Zhao Mao #,Haobo Zhang #,Wentong Cai,Yan Yang,Xinyang Zhang,Fengwei Jiang,Ganwu Li

Infect Immun.2023 Oct 10:e0003923.doi: 10.1128/iai.00039-23. Online ahead of print.

Abstract

Extraintestinal pathogenic  Escherichia coli  (ExPEC) is responsible for severe bloodstream infections in humans and animals. However, the mechanisms underlying ExPEC's serum resistance remain incompletely understood. Through the transposon-directed insertion-site sequencing approach, our previous study identified  nhaA , the gene encoding a Na⁺/H⁺ antiporter, as a crucial factor for infection  in vivo . In this study, we investigated the role of NhaA in ExPEC virulence utilizing both  in vitro  models and systemic infection models involving avian and mammalian animals. Genetic mutagenesis analysis revealed that  nhaA  deletion resulted in filamentous bacterial morphology and rendered the bacteria more susceptible to sodium dodecyl sulfate, suggesting the role of  nhaA  in maintaining cell envelope integrity.

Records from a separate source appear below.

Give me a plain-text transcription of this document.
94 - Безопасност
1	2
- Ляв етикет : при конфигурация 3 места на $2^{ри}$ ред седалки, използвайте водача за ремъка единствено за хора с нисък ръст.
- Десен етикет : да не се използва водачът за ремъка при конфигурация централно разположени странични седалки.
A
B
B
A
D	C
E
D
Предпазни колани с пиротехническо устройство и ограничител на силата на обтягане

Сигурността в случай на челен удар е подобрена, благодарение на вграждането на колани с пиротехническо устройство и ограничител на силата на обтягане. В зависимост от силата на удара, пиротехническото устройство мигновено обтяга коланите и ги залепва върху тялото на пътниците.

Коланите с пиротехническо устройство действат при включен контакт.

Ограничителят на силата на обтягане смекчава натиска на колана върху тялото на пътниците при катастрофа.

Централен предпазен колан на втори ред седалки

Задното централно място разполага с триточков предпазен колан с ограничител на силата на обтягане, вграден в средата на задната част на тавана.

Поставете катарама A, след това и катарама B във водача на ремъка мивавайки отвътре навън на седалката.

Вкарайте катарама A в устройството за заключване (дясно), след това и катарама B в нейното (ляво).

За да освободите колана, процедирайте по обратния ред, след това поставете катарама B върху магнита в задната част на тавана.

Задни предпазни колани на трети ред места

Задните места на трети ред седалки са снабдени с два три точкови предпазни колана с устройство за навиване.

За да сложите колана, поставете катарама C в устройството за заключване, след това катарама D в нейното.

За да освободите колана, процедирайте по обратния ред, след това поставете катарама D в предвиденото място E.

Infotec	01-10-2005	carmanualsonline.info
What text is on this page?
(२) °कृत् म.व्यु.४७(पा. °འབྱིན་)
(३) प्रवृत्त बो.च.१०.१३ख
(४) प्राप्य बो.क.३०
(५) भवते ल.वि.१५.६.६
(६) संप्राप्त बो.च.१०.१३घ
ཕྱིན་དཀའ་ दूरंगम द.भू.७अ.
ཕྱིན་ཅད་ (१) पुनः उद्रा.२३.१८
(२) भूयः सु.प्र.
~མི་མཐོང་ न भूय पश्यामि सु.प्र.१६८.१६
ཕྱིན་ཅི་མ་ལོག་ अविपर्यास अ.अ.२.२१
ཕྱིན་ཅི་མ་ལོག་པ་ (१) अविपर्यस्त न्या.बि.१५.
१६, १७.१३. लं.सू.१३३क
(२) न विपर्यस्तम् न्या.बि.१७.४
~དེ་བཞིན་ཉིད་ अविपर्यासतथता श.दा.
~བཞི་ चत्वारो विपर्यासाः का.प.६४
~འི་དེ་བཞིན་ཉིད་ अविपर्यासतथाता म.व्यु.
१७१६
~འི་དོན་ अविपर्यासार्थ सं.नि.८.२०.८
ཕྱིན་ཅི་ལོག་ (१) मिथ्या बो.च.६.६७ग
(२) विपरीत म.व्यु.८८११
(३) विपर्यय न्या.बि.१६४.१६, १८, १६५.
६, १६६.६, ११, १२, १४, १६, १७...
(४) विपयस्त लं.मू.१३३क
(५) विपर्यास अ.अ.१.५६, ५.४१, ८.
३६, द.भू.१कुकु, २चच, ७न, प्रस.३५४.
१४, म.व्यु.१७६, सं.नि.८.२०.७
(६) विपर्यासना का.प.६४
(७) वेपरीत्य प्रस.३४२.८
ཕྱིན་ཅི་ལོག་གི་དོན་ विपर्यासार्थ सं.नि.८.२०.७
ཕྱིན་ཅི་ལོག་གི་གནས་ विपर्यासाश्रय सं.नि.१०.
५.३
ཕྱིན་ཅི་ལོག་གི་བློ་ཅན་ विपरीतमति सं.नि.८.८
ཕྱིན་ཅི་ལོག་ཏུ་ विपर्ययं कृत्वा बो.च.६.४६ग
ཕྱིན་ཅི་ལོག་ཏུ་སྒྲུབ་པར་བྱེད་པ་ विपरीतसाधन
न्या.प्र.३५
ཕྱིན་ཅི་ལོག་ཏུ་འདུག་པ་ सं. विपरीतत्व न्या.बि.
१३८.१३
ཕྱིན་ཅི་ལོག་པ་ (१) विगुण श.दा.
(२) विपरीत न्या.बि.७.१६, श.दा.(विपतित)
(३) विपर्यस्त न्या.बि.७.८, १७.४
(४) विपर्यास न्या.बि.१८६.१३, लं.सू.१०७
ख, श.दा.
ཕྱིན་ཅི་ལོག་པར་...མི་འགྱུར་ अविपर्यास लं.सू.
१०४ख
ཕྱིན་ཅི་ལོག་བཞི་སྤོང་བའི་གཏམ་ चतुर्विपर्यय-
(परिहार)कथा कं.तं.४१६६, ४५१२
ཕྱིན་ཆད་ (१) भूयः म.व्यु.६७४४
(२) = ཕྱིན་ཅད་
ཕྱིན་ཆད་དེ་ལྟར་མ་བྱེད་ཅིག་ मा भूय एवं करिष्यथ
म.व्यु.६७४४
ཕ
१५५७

The  nhaA  mutant also displayed heightened sensitivity to complement-mediated killing compared to the wild-type strain, attributed to augmented deposition of complement components (C3b and C9). Remarkably, NhaA played a more crucial role in virulence compared to several well-known factors, including Iss, Prc, NlpI, and OmpA. Our findings revealed that NhaA significantly enhanced virulence across diverse human ExPEC prototype strains within B2 phylogroups, suggesting widespread involvement in virulence. Given its pivotal role, NhaA could serve as a potential drug target for tackling ExPEC infections.

Keywords: ExPEC; NhaA; complement system; envelope integrity; serum resistance; virulence.